Before we start I will make the caveat statement that each environment is different so updating certain settings may not have an affect depending on the environment. For example, the Default Domain Policy in some environments is not linked to any Organisational units in Active Directory.
The Defense - Suspicious Process
Enabling Command Line Process Auditing.
For this portion of the guide we will be enabling command line auditing through group policy. The intention is to cover all hosts in the environment so updating the Default Domain Policy is a good start in my environment as that covers all hosts.
First step is to open up group policy management as shown below.
Next Right Click Default Domain Policy and Select Edit
Expand Computer configuration | Expand Administrative Templates | Expand System | Select Audit Process Creation | R-Click Include Command Line in Process Command Creation Events | Select Edit
Close Group Policy and you are done :).
The Defense - AD Reconnaissance
How to detect internal reconnaissance of your environment through Windows Auditing and Event Logs.
This portion of the guide is going to show you how to setup group policy and also how to enable logging for certain items in your environment. The advantage of what I am going to show you will provide the defender with a log that is triggered when ever certain attributes of either the Guest account, Domain Admin Group or Enterprise Admin group are queried.
Now that I have presented this topic at a conference attackers may change the way they query groups in the domain excluding queries to the Domain Admin group / Enterprise Admin group. They may start using Schema Admins or exclude those groups completely. The aim of this post is to show you the technique and then you can adopt to your own situation. Ultimately allowing you to create honey users or honey groups!
First steps are to configure group policy to log the new events. The events will be logged on your Domain Controllers in the Security log so look for them there.
Open up group policy management as shown below.
Next Right Click Default Domain Controller Policy and Select Edit
Expand Computer Configuration | Windows Settings | Security Settings | Advanced Audit Policy Configuration | Audit Policies | DS Access
Edit Both Audit Directory Service Access and Audit Directory Service Changes to Success and Failure
Close Group Policy.
Auditing Access to Groups - Honey Groups!!
What we are trying to achieve here is to create an event that will be logged on the Domain Controllers when anyone queries the members or memberof a particular group, limiting the noise as well. Alert noise ultimately means alerts that are not monitored and thats not good!
Open up Active Directory Users and Computers
Make sure that under View, Advanced features is ticked.
As I am using Domain Admins for my example I will select the Users OU
Right Click the Domain Admins Group | Select properties | Select Security | Select Advanced
Click the Auditing Tab | Click Add
The instructions below are inclusive meaning do not untick any boxes that I have not mentioned. Click Add
- Principal - Everyone
- Type - All
- Applies to ‘This Object only’
- Tick the following attributes
- Modify Owner
- Modify Permissions
- Add/Remove self as member
- Read Members
- Read memberOf
- Read memberUID
- Read nTGroupMembers
Click Apply and Save
If you make a mistake, you can always go in to the auditing tab and click restore defaults to get you out of trouble :). Repeat this for any Group that you want to monitor.
EventCode 4661 and 4662 will now be logged to your Domain Controllers. To make use out of this event look for accounts that are not admins querying the group membership of administrative groups. i.e Joe Bloggs in Marketing has no reason to query the membership of the Domain Admins group.

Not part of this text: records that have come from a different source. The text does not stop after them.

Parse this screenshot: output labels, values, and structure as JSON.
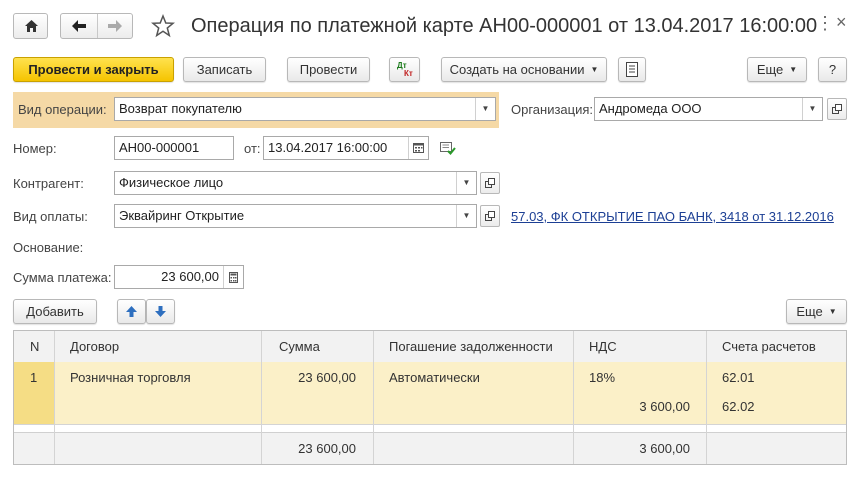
{
  "window": {
    "title": "Операция по платежной карте АН00-000001 от 13.04.2017 16:00:00"
  },
  "toolbar": {
    "post_close": "Провести и закрыть",
    "save": "Записать",
    "post": "Провести",
    "create_based": "Создать на основании",
    "more": "Еще",
    "help": "?",
    "dt_kt_top": "Дт",
    "dt_kt_bottom": "Кт"
  },
  "form": {
    "op_type_label": "Вид операции:",
    "op_type_value": "Возврат покупателю",
    "org_label": "Организация:",
    "org_value": "Андромеда ООО",
    "number_label": "Номер:",
    "number_value": "АН00-000001",
    "date_label": "от:",
    "date_value": "13.04.2017 16:00:00",
    "counterparty_label": "Контрагент:",
    "counterparty_value": "Физическое лицо",
    "payment_type_label": "Вид оплаты:",
    "payment_type_value": "Эквайринг Открытие",
    "bank_link": "57.03, ФК ОТКРЫТИЕ ПАО БАНК, 3418 от 31.12.2016",
    "basis_label": "Основание:",
    "amount_label": "Сумма платежа:",
    "amount_value": "23 600,00"
  },
  "table_toolbar": {
    "add": "Добавить",
    "more": "Еще"
  },
  "table": {
    "columns": [
      "N",
      "Договор",
      "Сумма",
      "Погашение задолженности",
      "НДС",
      "Счета расчетов"
    ],
    "row": {
      "n": "1",
      "contract": "Розничная торговля",
      "sum": "23 600,00",
      "repayment": "Автоматически",
      "vat_rate": "18%",
      "vat_amount": "3 600,00",
      "account1": "62.01",
      "account2": "62.02"
    },
    "footer": {
      "sum": "23 600,00",
      "vat": "3 600,00"
    }
  },
  "colors": {
    "accent_yellow": "#f5c400",
    "highlight_row": "#fbf0c8",
    "header_bg": "#f2f2f2",
    "label_highlight": "#f5d9a6",
    "link": "#1c3f94"
  }
}
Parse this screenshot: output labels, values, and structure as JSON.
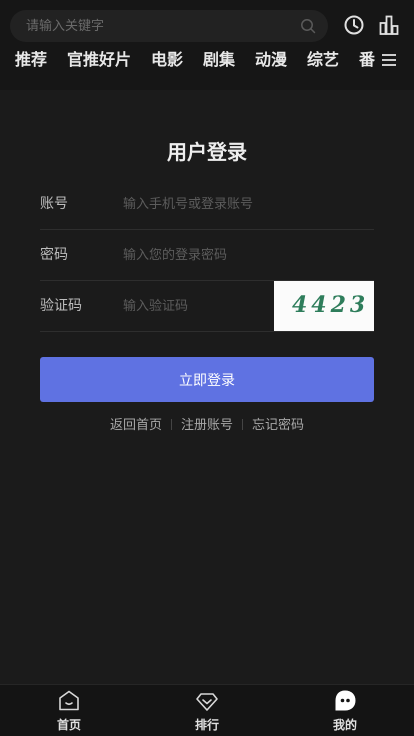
{
  "search": {
    "placeholder": "请输入关键字"
  },
  "nav": {
    "items": [
      "推荐",
      "官推好片",
      "电影",
      "剧集",
      "动漫",
      "综艺",
      "番"
    ]
  },
  "login": {
    "title": "用户登录",
    "account_label": "账号",
    "account_placeholder": "输入手机号或登录账号",
    "password_label": "密码",
    "password_placeholder": "输入您的登录密码",
    "captcha_label": "验证码",
    "captcha_placeholder": "输入验证码",
    "captcha_code": "4423",
    "submit_label": "立即登录"
  },
  "links": {
    "home": "返回首页",
    "register": "注册账号",
    "forgot": "忘记密码"
  },
  "tabbar": {
    "home": "首页",
    "rank": "排行",
    "mine": "我的"
  },
  "colors": {
    "accent": "#5f72e2",
    "background": "#1b1b1b"
  },
  "icons": [
    "search-icon",
    "clock-icon",
    "rank-icon",
    "menu-icon",
    "home-icon",
    "diamond-icon",
    "chat-icon"
  ]
}
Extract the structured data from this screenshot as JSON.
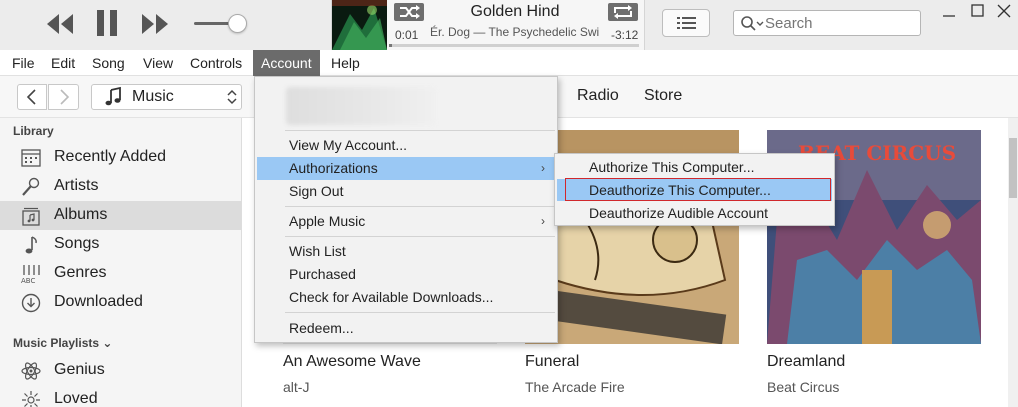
{
  "colors": {
    "menu_highlight": "#9ac8f4",
    "active_menu_bg": "#6b6b6b",
    "callout_outline": "#d0282c"
  },
  "player": {
    "prev_icon": "rewind-icon",
    "pause_icon": "pause-icon",
    "next_icon": "fast-forward-icon",
    "volume_level": 0.8,
    "now_playing": {
      "title": "Golden Hind",
      "subtitle": "Ér. Dog — The Psychedelic Swi",
      "elapsed": "0:01",
      "remaining": "-3:12",
      "progress": 0.01
    },
    "shuffle_icon": "shuffle-icon",
    "repeat_icon": "repeat-icon",
    "list_icon": "up-next-list-icon"
  },
  "search": {
    "placeholder": "Search",
    "icon": "search-icon"
  },
  "window_controls": {
    "minimize": "minimize-icon",
    "maximize": "maximize-icon",
    "close": "close-icon"
  },
  "menubar": [
    "File",
    "Edit",
    "Song",
    "View",
    "Controls",
    "Account",
    "Help"
  ],
  "nav": {
    "media_selector": "Music",
    "tabs": [
      "Radio",
      "Store"
    ]
  },
  "sidebar": {
    "library_header": "Library",
    "library_items": [
      {
        "label": "Recently Added",
        "icon": "recently-added-icon"
      },
      {
        "label": "Artists",
        "icon": "microphone-icon"
      },
      {
        "label": "Albums",
        "icon": "album-icon",
        "selected": true
      },
      {
        "label": "Songs",
        "icon": "music-note-icon"
      },
      {
        "label": "Genres",
        "icon": "genres-icon"
      },
      {
        "label": "Downloaded",
        "icon": "download-icon"
      }
    ],
    "playlists_header": "Music Playlists ⌄",
    "playlist_items": [
      {
        "label": "Genius",
        "icon": "genius-icon"
      },
      {
        "label": "Loved",
        "icon": "heart-icon"
      }
    ]
  },
  "albums": [
    {
      "title": "An Awesome Wave",
      "artist": "alt-J"
    },
    {
      "title": "Funeral",
      "artist": "The Arcade Fire"
    },
    {
      "title": "Dreamland",
      "artist": "Beat Circus"
    }
  ],
  "account_menu": {
    "items": [
      {
        "label": "View My Account..."
      },
      {
        "label": "Authorizations",
        "submenu": true,
        "highlighted": true
      },
      {
        "label": "Sign Out"
      },
      {
        "label": "Apple Music",
        "submenu": true
      },
      {
        "label": "Wish List"
      },
      {
        "label": "Purchased"
      },
      {
        "label": "Check for Available Downloads..."
      },
      {
        "label": "Redeem..."
      }
    ],
    "submenu_arrow": "›"
  },
  "authorizations_submenu": {
    "items": [
      {
        "label": "Authorize This Computer..."
      },
      {
        "label": "Deauthorize This Computer...",
        "highlighted": true
      },
      {
        "label": "Deauthorize Audible Account"
      }
    ]
  },
  "album_art_text": {
    "beat_circus": "BEAT CIRCUS"
  }
}
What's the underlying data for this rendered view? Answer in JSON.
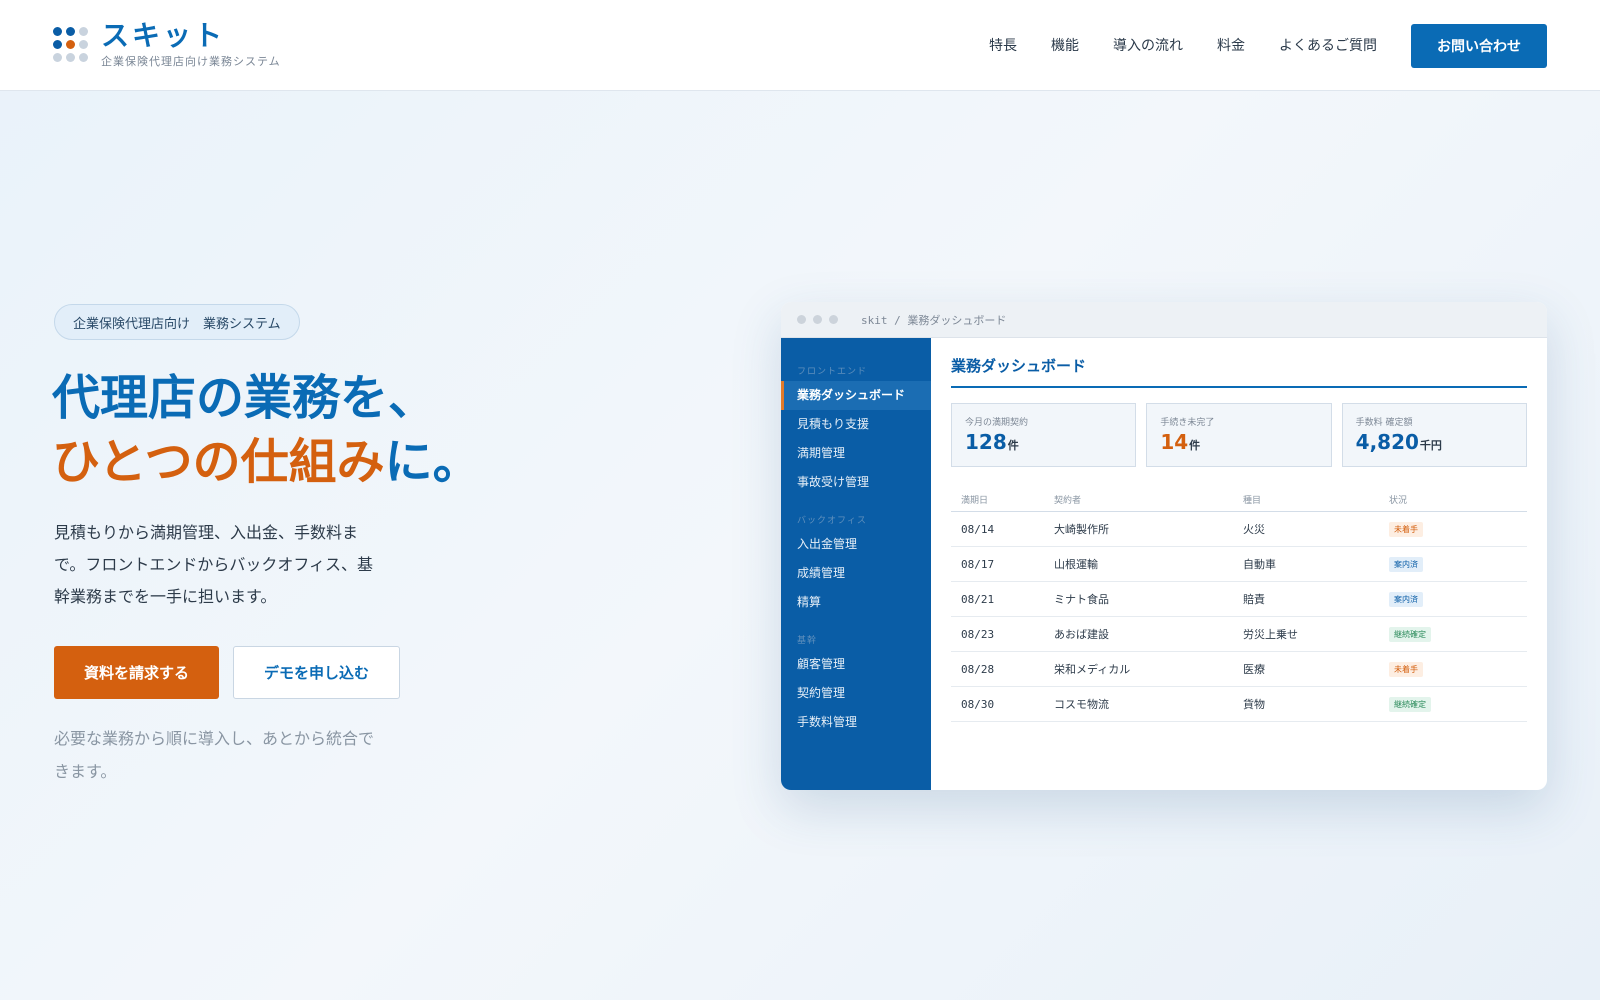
{
  "header": {
    "brand_name": "スキット",
    "brand_sub": "企業保険代理店向け業務システム",
    "nav": [
      "特長",
      "機能",
      "導入の流れ",
      "料金",
      "よくあるご質問"
    ],
    "contact_label": "お問い合わせ"
  },
  "hero": {
    "badge": "企業保険代理店向け　業務システム",
    "title_line1": "代理店の業務を、",
    "title_line2_orange": "ひとつの仕組み",
    "title_line2_blue": "に。",
    "desc": "見積もりから満期管理、入出金、手数料まで。フロントエンドからバックオフィス、基幹業務までを一手に担います。",
    "primary_label": "資料を請求する",
    "secondary_label": "デモを申し込む",
    "note": "必要な業務から順に導入し、あとから統合できます。"
  },
  "app": {
    "path": "skit / 業務ダッシュボード",
    "sections": [
      {
        "label": "フロントエンド",
        "items": [
          "業務ダッシュボード",
          "見積もり支援",
          "満期管理",
          "事故受け管理"
        ]
      },
      {
        "label": "バックオフィス",
        "items": [
          "入出金管理",
          "成績管理",
          "精算"
        ]
      },
      {
        "label": "基幹",
        "items": [
          "顧客管理",
          "契約管理",
          "手数料管理"
        ]
      }
    ],
    "active_item": "業務ダッシュボード",
    "title": "業務ダッシュボード",
    "stats": [
      {
        "label": "今月の満期契約",
        "value": "128",
        "unit": "件",
        "color": "#0a5da6"
      },
      {
        "label": "手続き未完了",
        "value": "14",
        "unit": "件",
        "color": "#d4600f"
      },
      {
        "label": "手数料 確定額",
        "value": "4,820",
        "unit": "千円",
        "color": "#0a5da6"
      }
    ],
    "table": {
      "headers": [
        "満期日",
        "契約者",
        "種目",
        "状況"
      ],
      "rows": [
        {
          "date": "08/14",
          "name": "大崎製作所",
          "type": "火災",
          "status": "未着手",
          "tone": "orange"
        },
        {
          "date": "08/17",
          "name": "山根運輸",
          "type": "自動車",
          "status": "案内済",
          "tone": "blue"
        },
        {
          "date": "08/21",
          "name": "ミナト食品",
          "type": "賠責",
          "status": "案内済",
          "tone": "blue"
        },
        {
          "date": "08/23",
          "name": "あおば建設",
          "type": "労災上乗せ",
          "status": "継続確定",
          "tone": "green"
        },
        {
          "date": "08/28",
          "name": "栄和メディカル",
          "type": "医療",
          "status": "未着手",
          "tone": "orange"
        },
        {
          "date": "08/30",
          "name": "コスモ物流",
          "type": "貨物",
          "status": "継続確定",
          "tone": "green"
        }
      ]
    }
  },
  "colors": {
    "primary": "#0a6bb5",
    "accent": "#d4600f",
    "sidebar": "#0a5da6"
  }
}
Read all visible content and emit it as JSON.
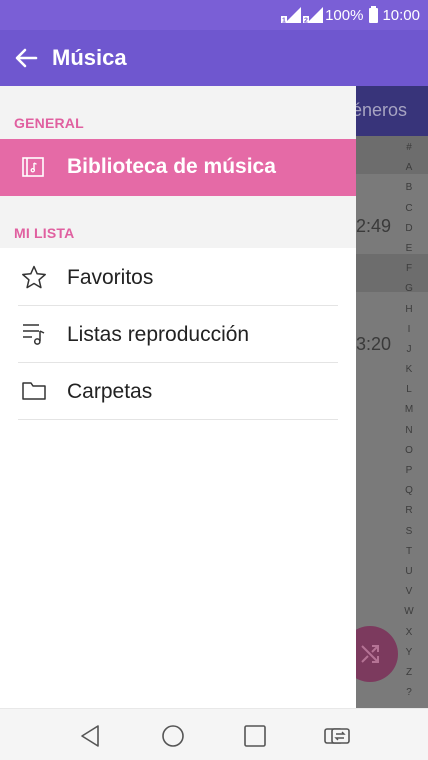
{
  "status_bar": {
    "battery_text": "100%",
    "time": "10:00"
  },
  "app_bar": {
    "title": "Música"
  },
  "drawer": {
    "general_label": "GENERAL",
    "active_item": "Biblioteca de música",
    "mi_lista_label": "MI LISTA",
    "items": [
      {
        "label": "Favoritos",
        "icon": "star-icon"
      },
      {
        "label": "Listas reproducción",
        "icon": "playlist-icon"
      },
      {
        "label": "Carpetas",
        "icon": "folder-icon"
      }
    ]
  },
  "background": {
    "tab_partial": "éneros",
    "durations": [
      "2:49",
      "3:20"
    ],
    "index_letters": [
      "#",
      "A",
      "B",
      "C",
      "D",
      "E",
      "F",
      "G",
      "H",
      "I",
      "J",
      "K",
      "L",
      "M",
      "N",
      "O",
      "P",
      "Q",
      "R",
      "S",
      "T",
      "U",
      "V",
      "W",
      "X",
      "Y",
      "Z",
      "?"
    ]
  },
  "nav_bar": {
    "buttons": [
      "back-icon",
      "home-icon",
      "recents-icon",
      "switch-sim-icon"
    ]
  }
}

The following commands have been tested and each log an event in the event log ;)
dsget group "CN=Domain Admins,CN=Users,DC=conf2016,DC=local" -members
get-adgroupmember "Domain Admins"
net group "Domain Admins" /domain
If you are getting excessive 4661 events with SAM_DOMAIN have a look at the following article.
https://support.microsoft.com/en-au/kb/841001
Or alternatively configure the following blacklist in your Splunk inputs.conf under Splunk_TA_windows\local\inputs.conf
blacklist3 = EventCode="4661" Message="SAM_DOMAIN|SAM_ALIAS|SAM_SERVER"
The following steps show you how to configure DNS logging on your DNS server. It is important to test this in a non production environment prior to production. This will need to be configured on each DNS server.
Logon to the DNS server.
Open DNS
Right Click the Server Name and Click Properties
Select Debug Logging Tab | Tick Details | Enter File Path. Make sure the file path exists and try to keep it on a non system drive.